Yeah. It wasn’t pretty.

On my return to work, limping around with a cane, I joked that all I needed to complete my Greg House MD impersonation was another 50 IQ points and a snarky attitude. A good mate of many years’ standing looked at me and said thoughtfully, “No, I think you’re there.”

I’ve been so glad the last week or so to be able to do something – anything! – that I’ve gotten into it with a will and a smile on my face. No problem. Shovel two trailerloads of mulch because Lorraine had an idea about making over the front garden bed? Great! Let’s do it! Done! Kids playing up? Smile, sit down on the floor with them, and gently and good-humoredly get to the problem and try to fix it. Cup of tea? Yep, there you go sweetie. Do the washing up religiously. Yadda yadda and so on.

The world is sweet.

It’s only now, of course, that I realize how precious good health is, and how not being in good health can disrupt everything. I’m so glad now that we can return to condition normal that Lorraine is wondering what happened to the grouchy old man she’d found in her bed every night this year.

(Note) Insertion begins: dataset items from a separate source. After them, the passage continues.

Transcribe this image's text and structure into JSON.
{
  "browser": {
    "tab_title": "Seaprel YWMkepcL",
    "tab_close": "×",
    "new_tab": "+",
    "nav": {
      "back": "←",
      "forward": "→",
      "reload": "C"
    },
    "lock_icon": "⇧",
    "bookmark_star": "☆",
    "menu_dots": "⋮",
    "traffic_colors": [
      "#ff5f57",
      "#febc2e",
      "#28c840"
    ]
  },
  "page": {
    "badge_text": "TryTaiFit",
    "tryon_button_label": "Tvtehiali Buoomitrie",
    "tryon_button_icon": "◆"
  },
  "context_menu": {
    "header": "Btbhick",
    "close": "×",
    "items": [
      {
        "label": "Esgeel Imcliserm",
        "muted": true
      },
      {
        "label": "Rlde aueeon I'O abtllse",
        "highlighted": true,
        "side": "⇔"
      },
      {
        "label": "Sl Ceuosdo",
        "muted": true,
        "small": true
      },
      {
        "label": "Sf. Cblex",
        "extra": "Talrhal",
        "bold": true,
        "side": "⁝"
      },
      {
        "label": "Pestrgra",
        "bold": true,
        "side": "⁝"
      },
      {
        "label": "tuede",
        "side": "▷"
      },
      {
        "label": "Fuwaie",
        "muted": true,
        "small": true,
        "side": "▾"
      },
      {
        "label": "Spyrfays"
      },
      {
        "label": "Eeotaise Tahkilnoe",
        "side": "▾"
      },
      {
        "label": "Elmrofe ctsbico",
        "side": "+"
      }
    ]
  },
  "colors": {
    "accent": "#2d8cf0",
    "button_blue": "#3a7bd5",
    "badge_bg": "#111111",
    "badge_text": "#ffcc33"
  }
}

So, my point is this really, and only this: be grateful for your health and the good things in your life. Don’t take it for granted. Life is messy, and sometimes inconvenient, and God yes, there are more than enough idiots around, and I will not give up pointing out their foolishness and incompetance whenever warranted. But you know what? It doesn’t matter. It’s just not worth getting upset about.

Hey, I’m alive, we have a roof over our heads, there’s food on the table, we can pay the bills, and what’s more, I have two great kids and a wife who loves me despite everything. That’s all the reason that I need to be happy, every minute of every day. The rest of it can go and find someone else to piss off; I’m not playing that game any more.